Forty years after those predictions, we have arrived at the point.
Despite a certain delay compared to the times indicated for the foreseen
scenarios, probably linked to the inertia of the climatic systems of the
mare nostrum. If, in fact, in the northern regions the climate change
has been devastating for twenty years already, with the Alpine glaciers
in very rapid retreat (some have lost half their volume) mainly due to
unprecedented summer temperatures for those latitudes, in the south up
until the ten of the year 2000, we had had a relative respite: just
enough rainy winters, even heavy snow like we hadn't seen for a long
time (just think of the Arctic waves of 2015, 2017, 2019). But it was a
temporary effect which among other things made us understand, if it were
still necessary, the difference between meteorological events and
climate cycles: if for one, two, three years, but even ten, it rains
more or snows more ( or less) nothing matters compared to longer-term
averages, specifically thirty-year climatology.

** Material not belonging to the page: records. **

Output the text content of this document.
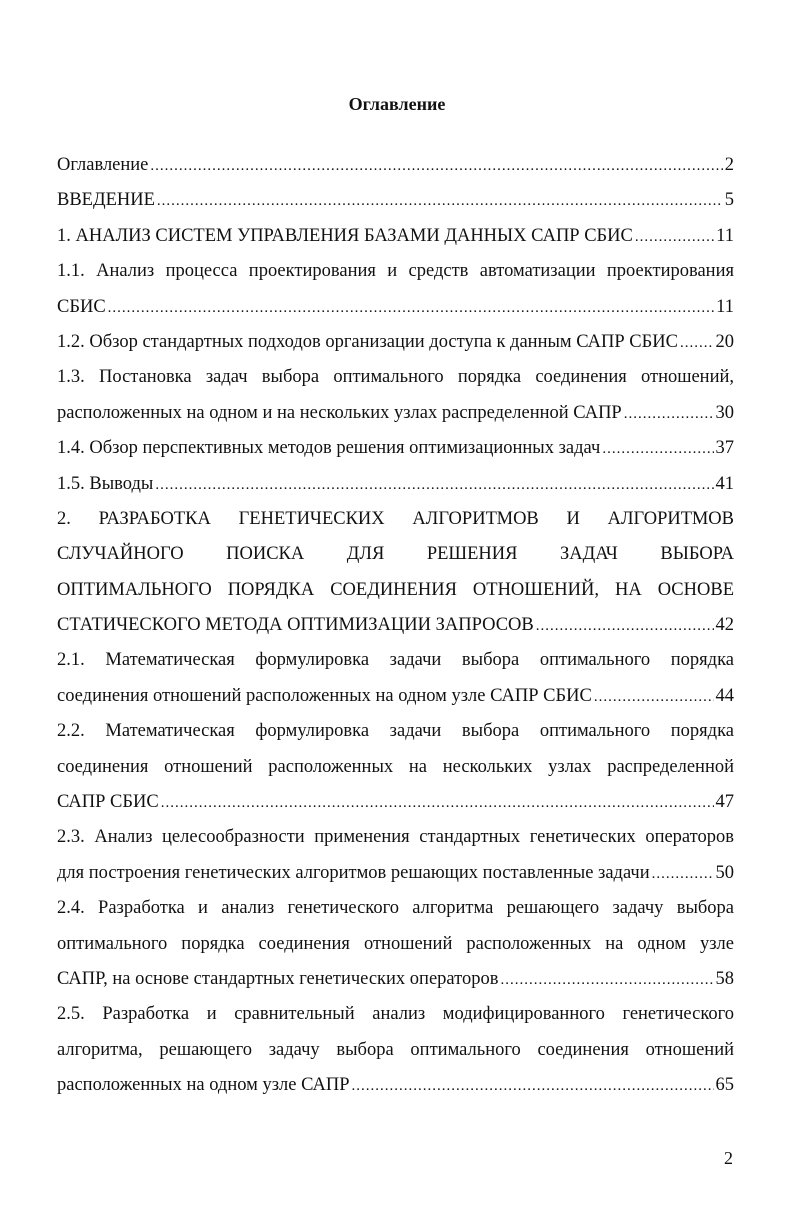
Оглавление
Оглавление .....	2
ВВЕДЕНИЕ .....	5
1. АНАЛИЗ СИСТЕМ УПРАВЛЕНИЯ БАЗАМИ ДАННЫХ САПР СБИС .....	11
1.1. Анализ процесса проектирования и средств автоматизации проектирования
СБИС .....	11
1.2. Обзор стандартных подходов организации доступа к данным САПР СБИС ..... 20
1.3. Постановка задач выбора оптимального порядка соединения отношений,
расположенных на одном и на нескольких узлах распределенной САПР .....	30
1.4. Обзор перспективных методов решения оптимизационных задач .....	37
1.5. Выводы .....	41
2. РАЗРАБОТКА ГЕНЕТИЧЕСКИХ АЛГОРИТМОВ И АЛГОРИТМОВ
СЛУЧАЙНОГО ПОИСКА ДЛЯ РЕШЕНИЯ ЗАДАЧ ВЫБОРА
ОПТИМАЛЬНОГО ПОРЯДКА СОЕДИНЕНИЯ ОТНОШЕНИЙ, НА ОСНОВЕ
СТАТИЧЕСКОГО МЕТОДА ОПТИМИЗАЦИИ ЗАПРОСОВ .....	42
2.1. Математическая формулировка задачи выбора оптимального порядка
соединения отношений расположенных на одном узле САПР СБИС .....	44
2.2. Математическая формулировка задачи выбора оптимального порядка
соединения отношений расположенных на нескольких узлах распределенной
САПР СБИС .....	47
2.3. Анализ целесообразности применения стандартных генетических операторов
для построения генетических алгоритмов решающих поставленные задачи .....	50
2.4. Разработка и анализ генетического алгоритма решающего задачу выбора
оптимального порядка соединения отношений расположенных на одном узле
САПР, на основе стандартных генетических операторов .....	58
2.5. Разработка и сравнительный анализ модифицированного генетического
алгоритма, решающего задачу выбора оптимального соединения отношений
расположенных на одном узле САПР .....	65
2
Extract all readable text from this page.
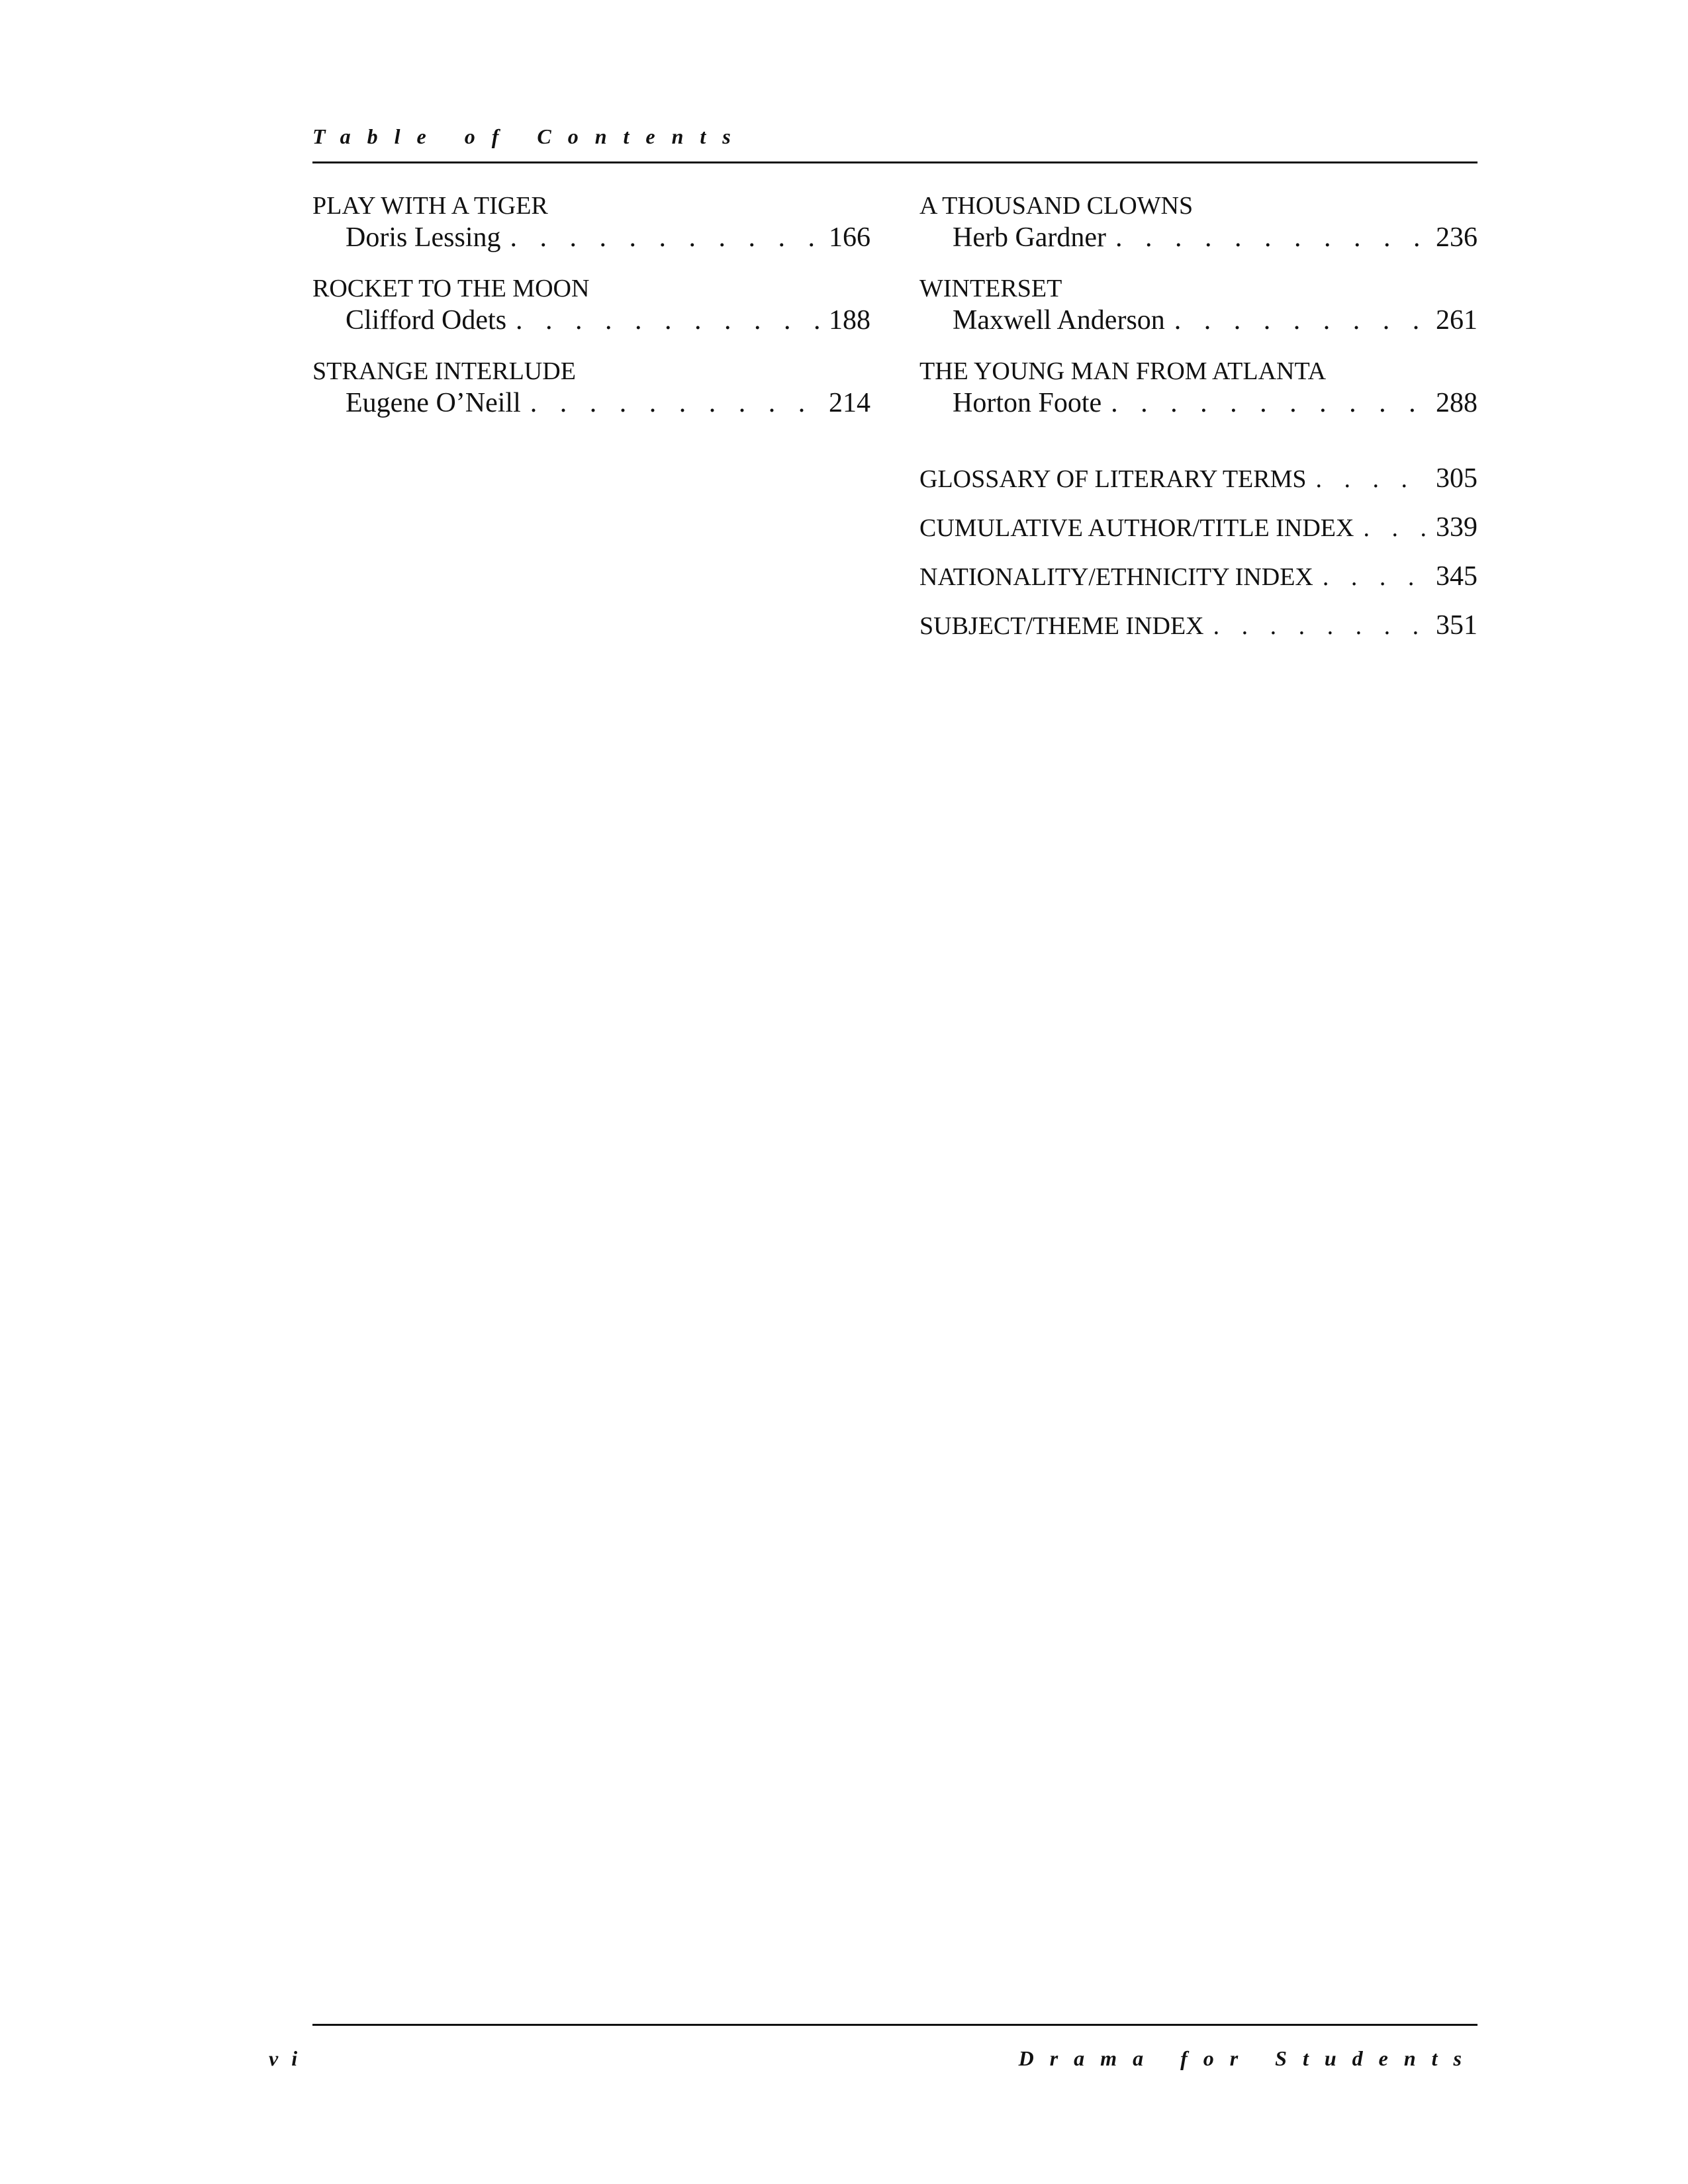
Table of Contents
PLAY WITH A TIGER
Doris Lessing . . .	166
ROCKET TO THE MOON
Clifford Odets . . .	188
STRANGE INTERLUDE
Eugene O’Neill . . .	214
A THOUSAND CLOWNS
Herb Gardner . . .	236
WINTERSET
Maxwell Anderson . . .	261
THE YOUNG MAN FROM ATLANTA
Horton Foote . . .	288
GLOSSARY OF LITERARY TERMS . . .	305
CUMULATIVE AUTHOR/TITLE INDEX . . .	339
NATIONALITY/ETHNICITY INDEX . . .	345
SUBJECT/THEME INDEX . . .	351
vi	Drama for Students
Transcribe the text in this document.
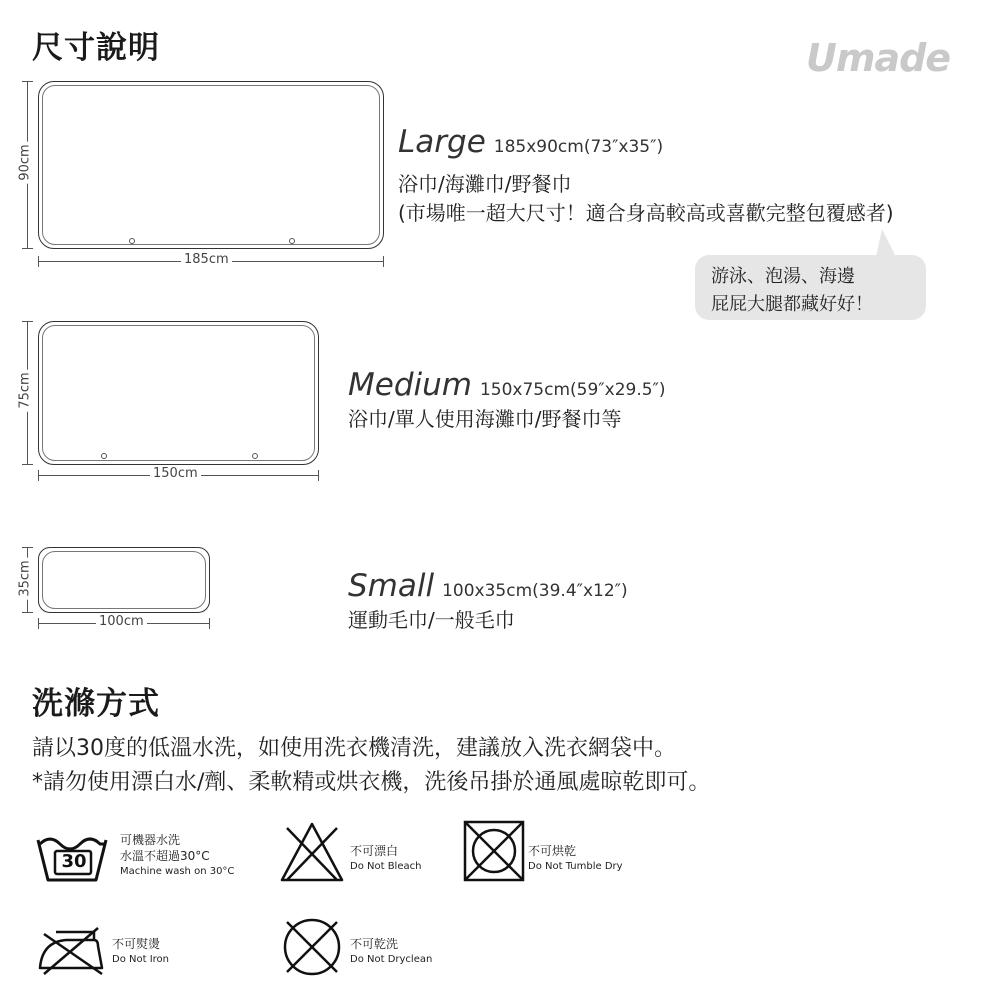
尺寸說明	Umade
90cm
185cm
Large 185x90cm(73″x35″)
浴巾/海灘巾/野餐巾
(市場唯一超大尺寸！適合身高較高或喜歡完整包覆感者)
游泳、泡湯、海邊
屁屁大腿都藏好好！
75cm
150cm
Medium 150x75cm(59″x29.5″)
浴巾/單人使用海灘巾/野餐巾等
35cm
100cm
Small 100x35cm(39.4″x12″)
運動毛巾/一般毛巾
洗滌方式
請以30度的低溫水洗，如使用洗衣機清洗，建議放入洗衣網袋中。
*請勿使用漂白水/劑、柔軟精或烘衣機，洗後吊掛於通風處晾乾即可。
30
可機器水洗
水溫不超過30°C
Machine wash on 30°C
不可漂白
Do Not Bleach
不可烘乾
Do Not Tumble Dry
不可熨燙
Do Not Iron
不可乾洗
Do Not Dryclean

And then it turns out that those scientists, who forty or more years ago
spoke to us about the greenhouse effect, were right, indeed: if we take
the climate annals of the stations in internal Sicily as a reference we
can record an increase of three degrees in the average, minimum values
and maximums. That's right, three degrees, because an increase of just
one degree in the average global temperature can mean an increase of
even five degrees or more in the average temperatures of individual
areas. So it's still going well, but unfortunately we have time to see
worse. In fact, 2021 seems to have all the characteristics to mark a new
leap forward in the Mediterranean climate crisis: from 2021 until the
last summer of 2023, we are witnessing the definitive affirmation of the
new Mediterranean climate. First of all, the new European heat record
was established in Sicily, the 48.8 degrees of 11 July 2021 in the
Syracuse area. But ultimately these peaks have always been there. What
is changing the nature of our climate is instead the phenomenon of
persistence. One of the most studied effects of climate change is in
fact related to the slowdown of currents, both atmospheric and marine,
with the consequent establishment of the same meteorological
configurations for weeks and even months in the same areas. In
particular, the European summer is now prey to a new type of
anticyclone, with a strong Saharan origin, triggered by the descent into
the nearby Atlantic of those cold influxes which in the past flowed
quickly at high latitudes and which now sink slowly, calling us, day
after day, increasingly warmer air. Well, precisely since that terrible
summer of 2021, the phenomena just described trigger values at altitude
(measured by specific aerial surveys in the free atmosphere, at an
altitude of approximately 1500 meters above sea level) of 28-30 degrees
compared to 25 in the worst hot waves before warming, and, above all, a
persistence that if in the past was 3-7 days now reaches 12-17 days.
With what effects? We have seen it: daytime temperatures of 38 degrees
at 1000 meters above sea level for weeks, uninterruptedly, and values
above 44-45 degrees in the valley bottoms (it should be noted that these
heat waves, due to the phenomenon of compression of the air masses
linked to very high pressure values cause proportionately higher values
on the mountains than on the coasts).
The summers of 2022 and 2023 were no different, after all. Last summer,
for example, despite there being no new absolute records, was
characterized by the longest hot wave ever recorded since the existence
of a modern network of weather stations in Sicily, lasting 18 days.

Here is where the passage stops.